Schoolgirls: Young Women, Self Esteem, and the Confidence Gap by Orenstein Peggy

Schoolgirls: Young Women, Self Esteem, and the Confidence Gap by Orenstein Peggy

Author:Orenstein, Peggy [Orenstein, Peggy]
Language: eng
Format: epub
Tags: feminism, Psychology, Sociology
ISBN: 9780307833112
Goodreads: 17237120
Publisher: Anchor
Published: 1994-08-01T07:00:00+00:00


The “Junior Mother”

Although all black children have to negotiate the dilemma of “white” achievement, girls like LaRhonda have another, unique obstacle to success: the pressure to place their family’s well-being over personal advancement. Like many underclass African American girls, LaRhonda lives in a world of women:8 her father is often in jail, as is her mother’s boyfriend, who has lived with them intermittently for the last five years. Her uncle, as she says, “can’t even take care of his own kids.” That leaves her mother and her aunt, who are unemployed, as well as her grandmother to raise LaRhonda’s entire extended family. Despite her own illegal activity, LaRhonda sees herself as part of that community of women and, as the oldest female child of her generation, she has begun to shoulder a large share of its burden.

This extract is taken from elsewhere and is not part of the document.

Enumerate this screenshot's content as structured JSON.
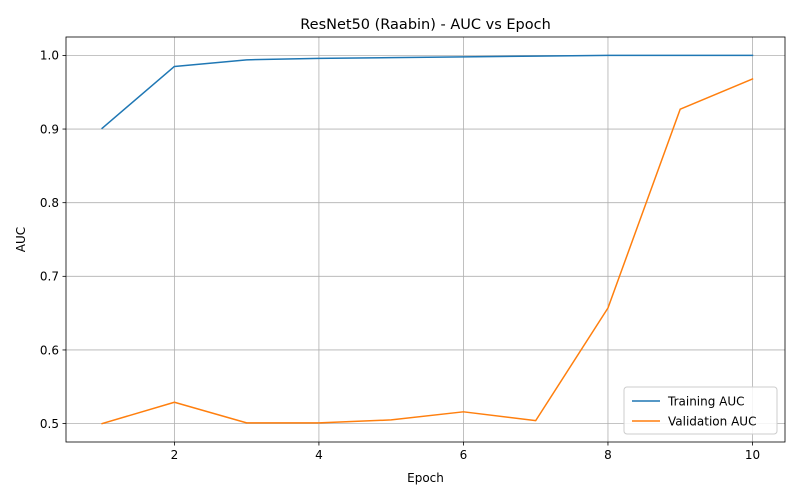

On a Tuesday morning late in February, I meet LaRhonda shortly after the second-period bell has rung. She has just arrived at school: although she woke up at 7:20, giving her ample time to make it to class, she first had to supervise her four youngest siblings’ morning ablutions, help them dress, make their breakfast, sign their homework, and walk them to elementary school. She arrives on campus still adjusting her earrings and dabbing at her lipstick, unsurprised that she has missed both English and gym. “I can’t help it,” she says. “I have to be responsible for my little brothers and sisters. My mom can’t do it by herself. There’s just too many of us.”

LaRhonda’s mother, Nicole, is only twenty-eight years old. Her own dreams of becoming a secretary died when she became pregnant with LaRhonda and left school after eighth grade. Two years later, she had another child by the same man, and subsequently has had four more with her current boyfriend. On the occasions when we’ve spoken, Nicole has talked about going back to school and getting her degree, maybe even learning a trade. But according to LaRhonda, her mother has said that before: lack of money and child care and her regular pregnancies always get in her way.

LaRhonda and I walk across the schoolyard, a desolate expanse of concrete and asphalt surrounded by a metal fence, and settle in on a bench from which we can see her gym class engaging in rigorous calisthenics. “I used to look up to my mother a lot,” she says, gazing out at her classmates in their red-and-yellow uniforms. “But now I see she lives in the projects and she’s on welfare and can’t get no job because she didn’t make it out of high school. It’s no life, no life.”

As LaRhonda talks, I find myself thinking about Becca at Weston. Like Becca, LaRhonda sees her mother as ensnared by the circumstances of womanhood; she, too, believes that, as the eldest daughter, she is obliged to alleviate her mother’s suffering in a way that her brother, for instance, who is just a year behind her in school, is not.9

“I take care of my mother,” she says scornfully, when I ask if he pitches in.